Colonel Burr was happy to answer her, for he had recently given that question some thought. He had walked his mind up the various island chains and then contemplated the home islands of the Japanese and what it would take to beat them even with a good pounding of their cities by saturation bombing. “Eight years,” he concluded. “Maybe a little more. We'll have to kill nearly all of them before this is done, but we'll get it done, with God's help. The United States Marine Corps, you see, is the right arm of God.”
Sister Mary Kathleen looked around and saw all the dead marines bob-bing in the sea or sprawled facedown on the sand. “Then it appears God's right arm is terrible hurt today, Colonel.”
Burr's face clouded over at the perceived insult to his beloved Corps. “Is there anything else?” he demanded bitterly.
She raised her chin. “I could use a priest. An American one will do.”
“A Cat-licker Holy Joe? There's got to be one or two landed by now. What do you need one for, if you don't mind me asking?”
“I have need to make me confession.”
“Confession of what?”
“Me sins, of course.”
Burr scratched his jaw. “I thought being a nun and all, you weren't allowed to sin.”
“We are all sinners, sor,” she replied. Then she added, all humility forgotten, “The priest, if ye please?”
“All right, Sister,” Burr growled and then barked at his marines to move Thurlow into the pillbox and don't forget the barbed wire, by thunder, then collect all those men still floating in the sea and lying dead in the sand and, oh yes, go find the little nun here a fish-eating Holy Joe and he meant all that to be done right now
toot sweet!
As soon as the sun expired into the Pacific with its usual gaudy display of pink spokes and scarlet-rimmed clouds normal to those latitudes, Ready made up his mind. He told his little band of marines they were going to move. “Move where?” Sampson demanded, brought awake by Ready's command.
“To the beach,” Ready replied. “Jap knows where we are. Won't be long, he'll be sneaking in.”
“My foot is killing me,” Sampson complained. “I can't walk.”
“You can walk,” Ready said, “because nobody's going to carry you.” “You got that right, Bosun,” Tucker said, “but you're wrong about the Japanese sneaking in. I figure it'll be a big
banzai
attack. They're probably out there drinking sake and stuff right now, getting themselves all worked up.”
“Three riflemen and a fellow without a rifle or even a shirt ain't worth a
banzai
attack,” Ready replied. “Them Imperial marines will just wait till dark and then come over here and cut our throats.”
Tucker smirked. “Well, ain't you the optimist!”
Garcia withdrew his K-bar from its sheath and fondled it. “Let them come,” he said menacingly. “I'll take a few with me.”
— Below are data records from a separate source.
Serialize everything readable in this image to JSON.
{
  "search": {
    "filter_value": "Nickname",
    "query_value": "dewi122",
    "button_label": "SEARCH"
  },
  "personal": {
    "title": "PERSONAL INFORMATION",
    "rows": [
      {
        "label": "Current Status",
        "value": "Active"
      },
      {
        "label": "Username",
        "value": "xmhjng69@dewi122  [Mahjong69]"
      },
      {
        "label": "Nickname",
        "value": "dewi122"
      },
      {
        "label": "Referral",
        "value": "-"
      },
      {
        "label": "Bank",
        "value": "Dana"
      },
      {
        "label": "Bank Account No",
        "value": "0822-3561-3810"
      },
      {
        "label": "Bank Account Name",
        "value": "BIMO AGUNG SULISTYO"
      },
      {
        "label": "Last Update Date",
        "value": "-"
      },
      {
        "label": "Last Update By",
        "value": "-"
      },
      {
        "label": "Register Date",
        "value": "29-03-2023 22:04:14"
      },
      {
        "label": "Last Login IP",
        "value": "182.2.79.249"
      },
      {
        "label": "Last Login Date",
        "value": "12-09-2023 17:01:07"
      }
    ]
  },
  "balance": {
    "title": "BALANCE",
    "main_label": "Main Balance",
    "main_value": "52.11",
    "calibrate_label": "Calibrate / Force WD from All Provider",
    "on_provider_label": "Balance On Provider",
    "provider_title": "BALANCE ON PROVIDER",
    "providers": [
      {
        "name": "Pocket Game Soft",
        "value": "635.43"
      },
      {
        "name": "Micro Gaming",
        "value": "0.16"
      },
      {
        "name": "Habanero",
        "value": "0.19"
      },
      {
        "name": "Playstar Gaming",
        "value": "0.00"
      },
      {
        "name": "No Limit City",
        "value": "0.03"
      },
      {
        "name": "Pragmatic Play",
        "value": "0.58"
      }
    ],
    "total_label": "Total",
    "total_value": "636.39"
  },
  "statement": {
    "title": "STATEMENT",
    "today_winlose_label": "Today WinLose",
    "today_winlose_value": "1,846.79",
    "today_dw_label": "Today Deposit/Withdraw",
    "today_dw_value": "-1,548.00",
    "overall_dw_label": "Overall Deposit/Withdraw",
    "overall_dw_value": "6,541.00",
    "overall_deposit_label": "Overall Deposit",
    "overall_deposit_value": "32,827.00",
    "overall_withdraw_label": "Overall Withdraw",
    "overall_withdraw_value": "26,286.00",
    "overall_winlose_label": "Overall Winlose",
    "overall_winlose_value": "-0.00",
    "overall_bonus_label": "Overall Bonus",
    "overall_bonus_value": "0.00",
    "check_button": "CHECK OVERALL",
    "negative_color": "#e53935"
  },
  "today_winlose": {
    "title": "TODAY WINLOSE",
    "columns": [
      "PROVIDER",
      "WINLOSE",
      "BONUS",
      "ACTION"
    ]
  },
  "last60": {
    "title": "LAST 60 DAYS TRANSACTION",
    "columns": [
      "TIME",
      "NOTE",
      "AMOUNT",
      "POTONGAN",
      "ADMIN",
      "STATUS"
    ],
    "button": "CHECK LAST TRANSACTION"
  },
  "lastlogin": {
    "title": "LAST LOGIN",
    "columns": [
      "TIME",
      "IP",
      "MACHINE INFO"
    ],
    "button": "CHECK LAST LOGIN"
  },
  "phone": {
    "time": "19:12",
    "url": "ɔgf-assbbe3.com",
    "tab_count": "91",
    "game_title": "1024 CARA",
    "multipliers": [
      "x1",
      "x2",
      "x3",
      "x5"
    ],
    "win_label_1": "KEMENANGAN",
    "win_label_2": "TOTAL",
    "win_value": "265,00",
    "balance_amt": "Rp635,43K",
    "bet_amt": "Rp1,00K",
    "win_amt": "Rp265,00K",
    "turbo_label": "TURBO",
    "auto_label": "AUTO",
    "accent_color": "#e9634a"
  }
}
Ready ignored both Tucker's sarcasm and Garcia's bravado. “Pick up your traps and let's go,” he ordered. “You get one more round of griping and then I don't want a peep out of any of you until we get to the beach. And if you got a canteen that rattles or anything else, fix it so it don't make any noise. We got to be like shadows.”
The three marines cheerfully accomplished the gripingânone of them wanted to move out of their holes, and all of them said soâand then they grimly tore strips from the uniform
of
a nearby dead Japanese to muffle their gear. “Let's go,” Ready said when he thought they were prepared.
“And that's the last word you'll hear out of me until we get to where we're going.”
“Where
are
we going?” Sampson demanded.
“The beach,” Ready answered.
“Why to the beach?”
“Because we may need to swim to save ourselves.”
The moon was new, just a sliver of it showing, and therefore didn't cover the atoll with its usual Pacific silvery brilliance. It was dark as dirt, which Ready thought a good thing. He picked out a direction, easterly, and crept ahead. The marines followed, holding their bayonet-tipped rifles. Before it had gotten dark, Ready had calculated their course, one that would take them past a line of low scrub bushes of what he supposed was a type of sea grape. Now the shapes of those bushes, their dark darker than the rest of the dark, loomed very near. He stopped, and the marines behind him stopped, too. Ready strained his eyes toward a shadow off by itself, and then he saw, or thought he saw, it move.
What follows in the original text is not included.